The stop whining message is no different than that famous retort “let them eat cake,” attributed to Marie Antoinette before she lost her head. It also says that our would-be leaders are out of touch with what people are experiencing, which reminds me of President Bush back in February who, after hearing that gas prices might climb to $4.00 a gallon, responded "Oh, yeah? That's interesting. I hadn't heard that." How could he not have known this? It must be that he is so insulated and well fed himself that he doesn’t really care. Or maybe he likes high oil prices, given how close he is to oil interests.

 

That the government should do nothing in response to our economic problems was perfect economic advice for Herbert Hoover, at least from FDR’s point of view. Conservative rhetoric on the economy has not changed one bit in a hundred years. This rhetoric might sound okay when times are good and pundits on cable TV tell us about a rising stock market, but it sounds like illiterate and thoughtless nonsense when times are bad. McCain and his supporters sound like Hoover’s advisors, whose hardened, ideological “truths” about the economy probably made the depression worse and opened the door to a revolutionary change in politics. It was off with their heads, and they had asked for it.

 

It’s true that a recession will sooner or later fix itself, but how long does that take (think in terms of years rather than months here) and why is it acceptable to let the standard of living of the public fall if something could be done to correct the situation? Why should voters tolerate that? Of course, they won’t tolerate it and they’ll communicate that at the polls. It would be quite the feat anyway for an incumbent party to win the White House in hard economic times. A cursory look at our electoral history will tell you that.

 

Is this what McCain and his supports are trying to say—that we should just stop whining and let the economy fix itself? If so, then McCain might just as well hand the victory to Obama because he could not possibly win with such irrelevant and thoughtless nonsense on the economy.

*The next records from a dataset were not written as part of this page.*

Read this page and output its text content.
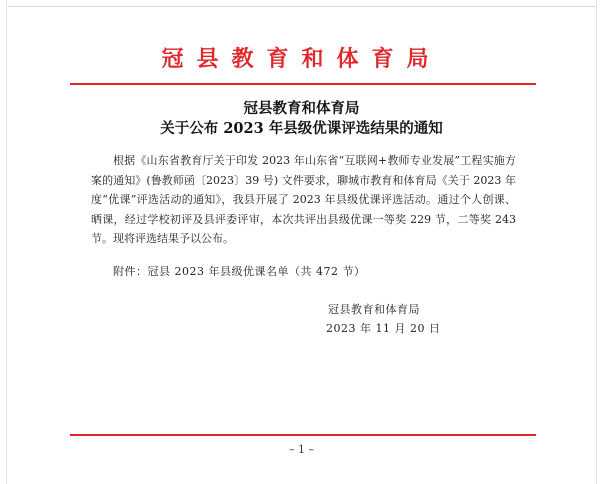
冠县教育和体育局
冠县教育和体育局
关于公布 2023 年县级优课评选结果的通知
根据《山东省教育厅关于印发 2023 年山东省“互联网+教师专业发展”工程实施方案的通知》(鲁教师函〔2023〕39 号) 文件要求，聊城市教育和体育局《关于 2023 年度“优课”评选活动的通知》，我县开展了 2023 年县级优课评选活动。通过个人创课、晒课，经过学校初评及县评委评审，本次共评出县级优课一等奖 229 节，二等奖 243 节。现将评选结果予以公布。
附件：冠县 2023 年县级优课名单（共 472 节）
冠县教育和体育局
2023 年 11 月 20 日
– 1 –
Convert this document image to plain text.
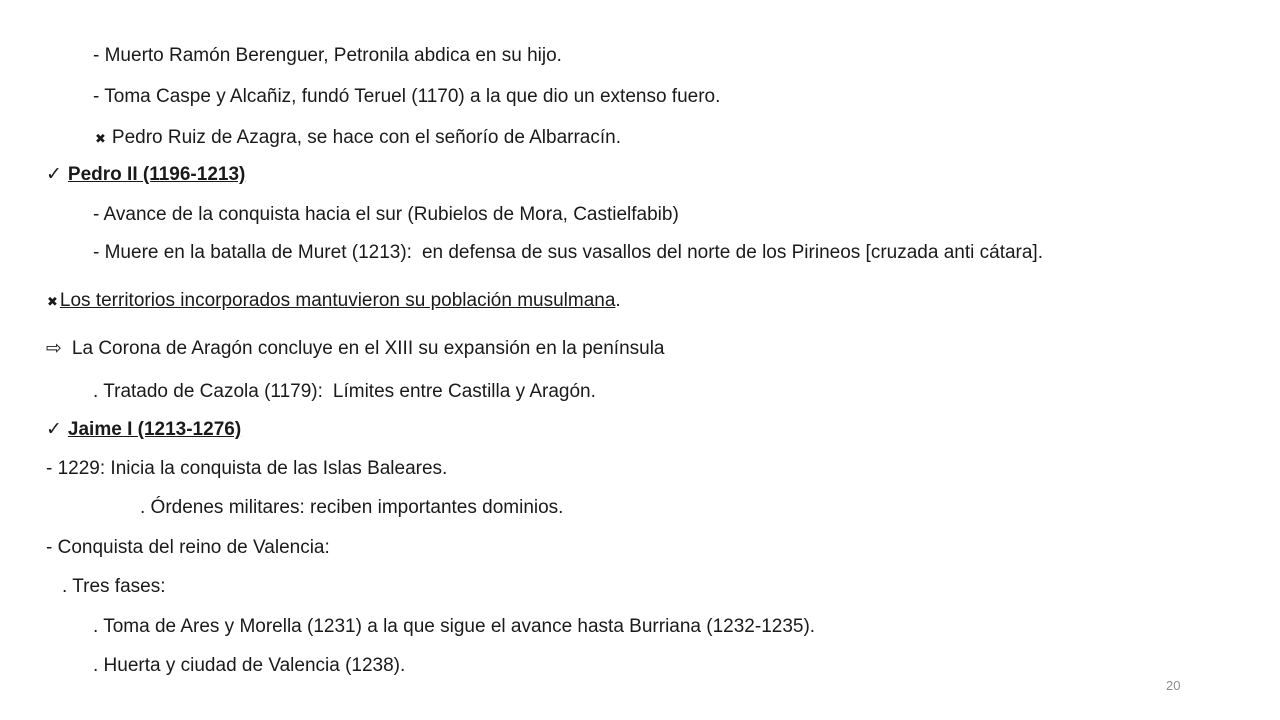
- Muerto Ramón Berenguer, Petronila abdica en su hijo.
- Toma Caspe y Alcañiz, fundó Teruel (1170) a la que dio un extenso fuero.
✖ Pedro Ruiz de Azagra, se hace con el señorío de Albarracín.
✓ Pedro II (1196-1213)
- Avance de la conquista hacia el sur (Rubielos de Mora, Castielfabib)
- Muere en la batalla de Muret (1213): en defensa de sus vasallos del norte de los Pirineos [cruzada anti cátara].
✖ Los territorios incorporados mantuvieron su población musulmana.
⇨ La Corona de Aragón concluye en el XIII su expansión en la península
. Tratado de Cazola (1179): Límites entre Castilla y Aragón.
✓ Jaime I (1213-1276)
- 1229: Inicia la conquista de las Islas Baleares.
. Órdenes militares: reciben importantes dominios.
- Conquista del reino de Valencia:
. Tres fases:
. Toma de Ares y Morella (1231) a la que sigue el avance hasta Burriana (1232-1235).
. Huerta y ciudad de Valencia (1238).
20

Maybe McCain should get rid of Phil Graham and take some advice from an economist who actually understands how the economy works and use that information to produce a convincing vision on the economy.

 

The other plank to McCain’s economic plan is a tax cut. It’s probably an open secret among economists that tax cuts along lines of the Bush tax cuts will likely do very little for economic growth, yet McCain seems to be hanging his hat on this. While it is nice to have a bit more disposable income, the Bush tax cuts were sold to the public on a phony economic argument. The idea was simply that income tax cuts, though heavily favoring the rich, will stimulate investment and grow jobs.

 

The phony part of this reasoning is that income tax cuts, which increase disposable income, have no relationship at all to investment, which is mainly influenced through the interest rate. The conspicuous variable that would be influenced by income tax cuts is consumption. Given that the rich already consume at peak levels, however, a tax break for them would not do much to stimulate the economy through consumption either. Maybe a special tax break, such as an investment tax credit, would stimulate investment, but the idea that investment will grow because of an income tax cut to the rich is total fiction.  If the Bush tax cuts did stimulate growth, then why are we now looking at barely 1% growth? Where did all that stimulation go? Why did Bush feel compelled to offer the public a stimulus check from the Treasury? And why was there a need to extend unemployment benefits?

 
So, what’s McCain’s economic message? Let them eat cake? Follow the logic of the Bush tax cuts and tell the public they’ll grow investment, say nothing about oil, and portray complaints of hard times as whining? If this is McCain’s message, then the voters will likely respond with “off with their heads.”